Mississippi legislators will be back at work Thursday to consider proposals to help businesses that have been hurt by the coronavirus outbreak, House and Senate leaders said Tuesday.
It will be the second time in less than a week for legislators to return to the Capitol after putting their session on hold in mid-March because of the pandemic. They passed a bill Friday to give the Legislature control over spending $1.25 billion that Mississippi is receiving from the federal government in a massive coronavirus relief package.
Republican Gov. Tate Reeves has called that bill a power grab by the Republican-majority Legislature, saying he’s best positioned to spend the federal money as needs arise.
The state constitution gives the Legislature the authority to spend public money, but Reeves says a 40-year-old state law gives the governor some spending power during emergencies.
During a news conference Tuesday, Reeves mentioned the possibility that he would veto the bill, setting up further confrontation with lawmakers. Overriding a veto takes a two-thirds margin. Legislators would easily have that based on Friday’s vote, which was unanimous in the House and nearly unanimous in the Senate. But, it’s not unusual for lawmakers to change their minds.
Reeves also said Tuesday that his administration still intends to hire consultants to ensure that Mississippi follows guidelines for spending the federal relief money. He said the federal government might take back unspent money or demand repayment of money that’s misspent.
“I’m not mad at anybody about it.

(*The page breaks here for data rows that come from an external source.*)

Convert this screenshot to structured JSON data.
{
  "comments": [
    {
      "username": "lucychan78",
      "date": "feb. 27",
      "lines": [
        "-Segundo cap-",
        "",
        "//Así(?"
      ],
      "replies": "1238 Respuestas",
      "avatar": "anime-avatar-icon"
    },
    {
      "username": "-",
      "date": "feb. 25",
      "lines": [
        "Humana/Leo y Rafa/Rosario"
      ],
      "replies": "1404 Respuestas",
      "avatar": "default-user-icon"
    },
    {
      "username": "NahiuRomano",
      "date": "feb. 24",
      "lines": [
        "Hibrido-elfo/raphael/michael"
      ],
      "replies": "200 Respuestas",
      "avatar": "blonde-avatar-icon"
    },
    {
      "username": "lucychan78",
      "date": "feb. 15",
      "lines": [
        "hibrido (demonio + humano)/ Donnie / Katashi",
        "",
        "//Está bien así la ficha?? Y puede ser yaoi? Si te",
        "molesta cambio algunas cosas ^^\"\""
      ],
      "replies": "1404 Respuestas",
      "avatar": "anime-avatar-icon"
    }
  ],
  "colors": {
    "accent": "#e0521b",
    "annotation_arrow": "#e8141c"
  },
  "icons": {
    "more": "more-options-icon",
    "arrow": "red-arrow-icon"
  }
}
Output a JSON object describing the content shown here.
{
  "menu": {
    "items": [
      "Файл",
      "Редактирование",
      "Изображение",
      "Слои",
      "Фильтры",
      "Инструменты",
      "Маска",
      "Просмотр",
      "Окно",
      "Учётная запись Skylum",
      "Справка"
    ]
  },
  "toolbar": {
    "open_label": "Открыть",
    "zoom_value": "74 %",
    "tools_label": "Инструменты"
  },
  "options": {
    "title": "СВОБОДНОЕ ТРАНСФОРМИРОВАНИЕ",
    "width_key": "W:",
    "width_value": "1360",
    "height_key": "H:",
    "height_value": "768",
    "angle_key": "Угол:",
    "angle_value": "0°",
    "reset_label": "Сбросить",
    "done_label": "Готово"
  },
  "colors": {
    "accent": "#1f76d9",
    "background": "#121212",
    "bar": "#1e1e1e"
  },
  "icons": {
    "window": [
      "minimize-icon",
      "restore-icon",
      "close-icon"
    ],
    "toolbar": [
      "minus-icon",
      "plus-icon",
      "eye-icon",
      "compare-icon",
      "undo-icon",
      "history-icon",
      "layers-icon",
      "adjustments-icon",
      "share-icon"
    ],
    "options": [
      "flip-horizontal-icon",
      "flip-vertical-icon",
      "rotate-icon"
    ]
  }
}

I’m not trying to threaten anybody,” Reeves said. “I’m just simply telling you: This is what’s going to happen.”
Reeves said he would like to spend some of the federal relief money on barbers and hairdressers who have been unable to work because of shutdown orders from the government.
Legislative leaders on Tuesday did not provide details of their plan to help businesses, but Republican House Speaker Philip Gunn said the House and Senate “will act together to provide relief as quickly as possible this week.”
“The backbone of our economy in Mississippi is our small businesses, and now they need our support,” Gunn said in a statement.
Republican Lt. Gov. Delbert Hosemann said in the statement that legislators represent the whole state.
“We know Mississippi’s small businesses — our local restaurants, barber shops, hair salons, and retail shops — need help,” Hosemann said.
The state Health Department said Tuesday that Mississippi — with a population of about 3 million — had at least 8,207 confirmed cases and 342 deaths from the coronavirus as of Monday evening. That was an increase of 330 cases and 32 deaths from the previous day.
It was Mississippi’s largest single-day increase in virus death numbers. The state health officer, Dr. Thomas Dobbs, said 18 of the deaths happened earlier but were included in the Monday statistics because that’s when the Health Department received information from death certificates.
The number of coronavirus infections is thought to be far higher because many people have not been tested, and studies suggest people can be infected with the virus without feeling sick. For most people, the coronavirus causes mild or moderate symptoms, such as fever and cough. For others, especially older adults and people with existing health problems, the virus can cause severe symptoms and be fatal.
The Health Department said Tuesday that more than 80,300 coronavirus tests had been done in Mississippi as of Monday. The department said at least 965 cases of the virus had been confirmed in long-term care facilities such as nursing homes, with at least 125 deaths from it in those facilities.
Reeves is easing some restrictions on restaurants and outdoor gatherings, beginning Thursday. Restaurants will be allowed to open indoor dining rooms and outdoor seating areas with masks on servers and limits on the number of customers. Outdoor gatherings such as youth sports practices may have up to 20 people, an increase from the current limit of 10.
Reeves said Tuesday that even though larger gatherings are allowed, those still might be bad for some people.
“There is no government replacement for your personal responsibility and wisdom,” Reeves said. “Please take our warnings seriously. Please do not go back to normal. Please do not give up.”